Pattern 2: Velocity cliff. A reviewer drops from 75 docs/hour to 35 docs/hour mid-matter. Sudden drops are almost always collection-related: a new document set with different characteristics entered the queue. Custodian-level document profiles help here. If you know this custodian's files run 60% attachments with embedded spreadsheets, budget accordingly.
Pattern 3: Recall plateau. Velocity is fine, but the active learning recall rate stops climbing at 82% and stalls. More coding isn't moving the needle. This signals that the seeded training set is not representative enough of the remaining population. The right response is targeted sampling from the stalled document clusters, not generic random sampling. Honestly, this is the pace risk pattern most teams catch too late.

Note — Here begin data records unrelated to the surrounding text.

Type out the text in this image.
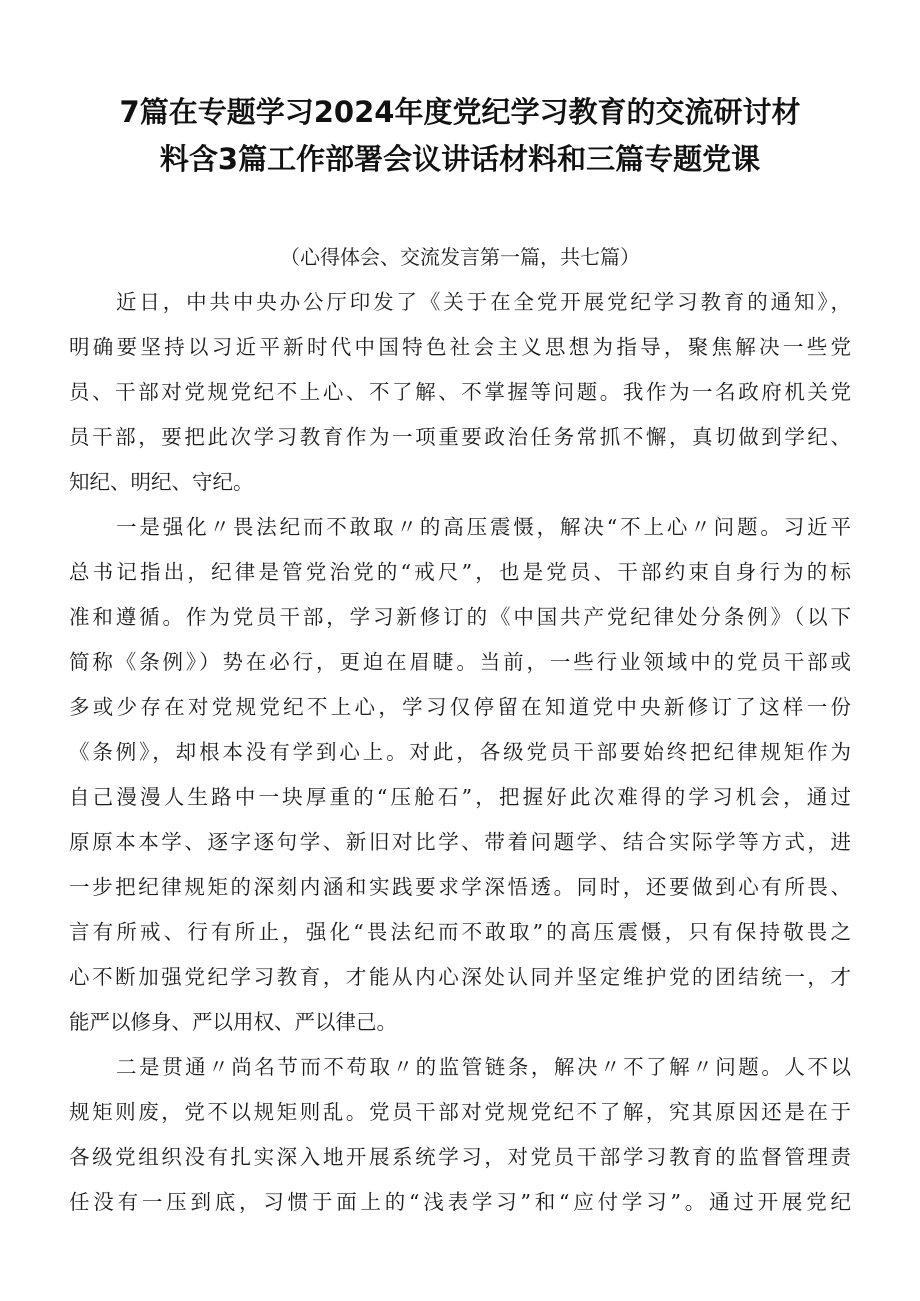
7篇在专题学习2024年度党纪学习教育的交流研讨材
料含3篇工作部署会议讲话材料和三篇专题党课
（心得体会、交流发言第一篇，共七篇）
近日，中共中央办公厅印发了《关于在全党开展党纪学习教育的通知》，
明确要坚持以习近平新时代中国特色社会主义思想为指导，聚焦解决一些党
员、干部对党规党纪不上心、不了解、不掌握等问题。我作为一名政府机关党
员干部，要把此次学习教育作为一项重要政治任务常抓不懈，真切做到学纪、
知纪、明纪、守纪。
一是强化〃畏法纪而不敢取〃的高压震慑，解决“不上心〃问题。习近平
总书记指出，纪律是管党治党的“戒尺”，也是党员、干部约束自身行为的标
准和遵循。作为党员干部，学习新修订的《中国共产党纪律处分条例》（以下
简称《条例》）势在必行，更迫在眉睫。当前，一些行业领域中的党员干部或
多或少存在对党规党纪不上心，学习仅停留在知道党中央新修订了这样一份
《条例》，却根本没有学到心上。对此，各级党员干部要始终把纪律规矩作为
自己漫漫人生路中一块厚重的“压舱石”，把握好此次难得的学习机会，通过
原原本本学、逐字逐句学、新旧对比学、带着问题学、结合实际学等方式，进
一步把纪律规矩的深刻内涵和实践要求学深悟透。同时，还要做到心有所畏、
言有所戒、行有所止，强化“畏法纪而不敢取”的高压震慑，只有保持敬畏之
心不断加强党纪学习教育，才能从内心深处认同并坚定维护党的团结统一，才
能严以修身、严以用权、严以律己。
二是贯通〃尚名节而不苟取〃的监管链条，解决〃不了解〃问题。人不以
规矩则废，党不以规矩则乱。党员干部对党规党纪不了解，究其原因还是在于
各级党组织没有扎实深入地开展系统学习，对党员干部学习教育的监督管理责
任没有一压到底，习惯于面上的“浅表学习”和“应付学习”。通过开展党纪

Each pattern requires a different intervention. A project manager who only watches total documents coded sees none of them until the matter is already in trouble.
Matter-Level Metric Separation
If your shop is running five matters simultaneously with shared reviewer resources, blended metrics will consistently mislead you. We've found this is one of the most common root causes of missed production dates in multi-matter environments.

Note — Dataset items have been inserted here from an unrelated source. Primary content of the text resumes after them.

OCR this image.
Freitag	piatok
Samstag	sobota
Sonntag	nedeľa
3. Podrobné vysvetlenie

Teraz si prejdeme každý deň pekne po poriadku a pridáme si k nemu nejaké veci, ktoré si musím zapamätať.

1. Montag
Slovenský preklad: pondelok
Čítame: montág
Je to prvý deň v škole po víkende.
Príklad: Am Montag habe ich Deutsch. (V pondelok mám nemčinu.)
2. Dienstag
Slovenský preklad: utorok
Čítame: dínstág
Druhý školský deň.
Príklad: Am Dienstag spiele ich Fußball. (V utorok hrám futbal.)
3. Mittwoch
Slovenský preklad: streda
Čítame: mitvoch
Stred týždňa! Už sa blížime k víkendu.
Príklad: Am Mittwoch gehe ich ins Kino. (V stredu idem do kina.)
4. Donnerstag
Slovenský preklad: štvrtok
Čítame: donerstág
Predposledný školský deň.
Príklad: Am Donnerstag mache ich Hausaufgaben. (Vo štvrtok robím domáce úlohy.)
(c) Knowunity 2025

The correct approach is separate recall tracking and separate velocity tracking per matter, with shared-reviewer utilization logged across matters. A reviewer who codes 4 hours on Matter A and 3 hours on Matter B appears in both matter dashboards with their actual hours allocated, not as a fractional average.
Why does this matter? Because cost-per-document vs. matter budget is a per-matter number. If Matter A is running $0.38/document against a budget built at $0.30/document, you need to know that before the billing cycle closes, not after. Cross-matter averaging hides over-budget matters behind on-budget ones.
The reporting structure Discovarc uses separates the matter dashboard completely: recall curve per matter, velocity per reviewer per matter, projected completion per matter, budget burn per matter. The aggregate view exists for portfolio reporting. The matter view is what the PM uses to run the engagement.
When the Forecast Changes, Say So Immediately
Real talk: the hardest part of velocity management is not the math. It's delivering an updated forecast to a partner who built their deposition schedule around your original completion date.
The right approach is early, specific, and options-oriented. Not "we're behind" but "at current pace, production slips five days. We have three options: add one reviewer for two weeks (adds $4,200), reduce scope to Tier 1 documents only (reduces recall to an estimated 84%), or extend production to the revised date. Your call."
That conversation is only possible if your velocity data is accurate, current, and tied to a specific recall forecast. Which is why the dashboard that updates after each coding batch, not once a day, is not a nice-to-have. It's the operational foundation of the whole matter.
Six weeks. 140,000 documents. Four reviewers. With per-reviewer velocity tracking, batch-level dashboard updates, and matter-level metric separation, that's a manageable matter. Without them, it's a guessing game until week five.